Q: HOW IS MY LAWYER PAID? WHAT IF I CAN’T AFFORD A LAWYER?
A: Unlike most other lawyers, personal injury (accident) lawyers frequently work on a “contingency basis”. What that means is that the lawyer gets paid only if he or she collects money for you. If the lawyer is successful, a percentage of the settlement will go to the lawyer as a fee. On most accident cases, the percentage will equal one-third (33%) of the net settlement or judgment.
Q: HOW LONG DO I HAVE TO BRING A CASE?
A: The law gives various time limits within which to bring a case. These are referred to as “Statutes of Limitations”. For most negligence lawsuits, the law requires that a case be brought within three (3) years from the date of occurrence. Statutes of limitations can be extended or “tolled” under certain circumstances as when the injured party is under a “disability”, such as infancy. Some statues of limitations are very short. For example, a claim against a municipality must normally be made within 90 days of the date of occurrence. A word of advice, CONTACT A LAWYER IMMEDIATELY AFTER YOU’VE BEEN INJURED OR AS SOON AS YOU FEEL YOU HAVE A POTENTIAL CASE.

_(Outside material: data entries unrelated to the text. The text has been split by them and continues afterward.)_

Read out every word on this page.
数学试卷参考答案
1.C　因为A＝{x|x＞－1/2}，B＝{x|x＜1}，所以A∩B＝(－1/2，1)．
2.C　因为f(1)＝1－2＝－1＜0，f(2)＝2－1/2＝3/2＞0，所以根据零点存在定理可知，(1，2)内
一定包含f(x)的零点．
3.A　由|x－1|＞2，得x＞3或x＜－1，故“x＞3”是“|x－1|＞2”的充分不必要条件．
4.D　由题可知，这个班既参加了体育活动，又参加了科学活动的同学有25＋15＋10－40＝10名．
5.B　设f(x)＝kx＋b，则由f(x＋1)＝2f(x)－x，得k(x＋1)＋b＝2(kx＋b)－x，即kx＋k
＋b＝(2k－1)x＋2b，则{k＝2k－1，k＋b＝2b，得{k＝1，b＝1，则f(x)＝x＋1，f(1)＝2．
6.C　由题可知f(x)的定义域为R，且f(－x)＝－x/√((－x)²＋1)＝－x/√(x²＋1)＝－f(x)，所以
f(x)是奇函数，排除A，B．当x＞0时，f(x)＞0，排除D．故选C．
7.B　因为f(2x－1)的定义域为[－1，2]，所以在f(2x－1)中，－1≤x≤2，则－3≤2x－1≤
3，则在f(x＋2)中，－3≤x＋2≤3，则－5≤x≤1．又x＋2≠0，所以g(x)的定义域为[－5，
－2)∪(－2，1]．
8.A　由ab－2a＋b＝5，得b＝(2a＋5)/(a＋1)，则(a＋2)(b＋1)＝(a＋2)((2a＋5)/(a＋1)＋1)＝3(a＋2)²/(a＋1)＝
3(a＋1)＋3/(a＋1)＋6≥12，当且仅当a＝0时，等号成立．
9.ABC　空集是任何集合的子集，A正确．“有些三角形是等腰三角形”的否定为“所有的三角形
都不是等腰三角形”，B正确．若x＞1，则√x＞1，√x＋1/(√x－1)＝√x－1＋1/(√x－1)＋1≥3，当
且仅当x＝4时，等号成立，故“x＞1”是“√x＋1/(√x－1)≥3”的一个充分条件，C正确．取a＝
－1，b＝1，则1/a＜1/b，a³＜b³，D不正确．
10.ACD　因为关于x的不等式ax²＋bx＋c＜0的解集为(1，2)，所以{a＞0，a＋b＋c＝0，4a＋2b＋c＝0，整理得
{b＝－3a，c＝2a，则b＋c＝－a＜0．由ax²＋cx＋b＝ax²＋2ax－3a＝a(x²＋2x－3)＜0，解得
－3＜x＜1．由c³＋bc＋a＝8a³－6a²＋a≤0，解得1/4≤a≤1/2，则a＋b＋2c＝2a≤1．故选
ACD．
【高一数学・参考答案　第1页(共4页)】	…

Q: WHAT IF I AM UNHAPPY WITH MY LAWYER? CAN I CHANGE? WHAT WILL IT COST?
A: You are the client (employer) and your lawyer (employee) works for you. If you are dissatisfied with your lawyer, you have an absolute right to hire a new one. Changing lawyers does not increase the fee you pay. Remember you only pay an attorney’s fee when the case is won. Your prior attorney will generally be entitled to payment for services rendered up to the time of dismissal. Payment will be made from the fee earned at the conclusion of the case. The lawyers will usually work out an arrangement whereby the fee is split.
Q: I SPOKE WITH A LAWYER WHO DIDN’T THINK I HAD A CASE. SHOULD I GET A SECOND OPINION?
A: Absolutely! Not all lawyers will see a potential case in the same way. You might have spoken to a lawyer not fully familiar with the type of case you are presenting or your case is not “big enough” for the firm you have contacted. If the first lawyer you contact rejects your case, always seek a second, or even third, opinion.
Q: I WAS INJURED BUT I FEEL PARTLY AT FAULT. CAN I STILL SUE?
A: Yes. Under Washington’s “comparative negligence” rules, you may still have a good case even though you may have contributed to the accident. The facts are very important. A lawyer my find, after investigating the circumstances of your accident, that there was a party unknown to you that caused the accident.
Q: IT DOESN’T APPEAR THAT MY INJURIES ARE SERIOUS ENOUGH FOR A LAWSUIT. SHOULD I SPEAK WITH A LAWYER ANYWAY?
A: Yes. An experienced personal injury lawyer is generally in a better position than you to evaluate your injury. Some injuries that at first appear to be minor can result in serious permanent damage. As most lawyers offer a free consultation, it doesn’t cost you anything to get a lawyer’s opinion.
Q: CAN A LAWYER TELL ME WHAT MY CASE IS WORTH?
A: Every case is different and predicting the outcome of a particular case is almost impossible. A lawyer can give you a “general” idea of the value of your case based on prior similar injuries, court decisions and appeals. Be very suspicious of any attorney who tells you what your case is worth or “what I can get for you”.
Q: AN ADJUSTOR FROM AN INSURANCE COMPANY WANTS TO SETTLE WITH ME AND SAYS I DON’T NEED A LAWYER. WHAT SHOULD I DO?
A: Adjusters who work for insurance companies, no matter how sympathetic they may seen, have one goal and only one goal in mind when they offer to settle your case… to do it in the least amount of money possible. What may sound like a fair or even great offer to you could be woefully inadequate compared to a similar case settled through a lawyer. Studies have shown accident victims recover more money through the use of a lawyer even after taking into account the attorney’s fee. Always consult with a lawyer before accepting any offer made to you by an adjuster.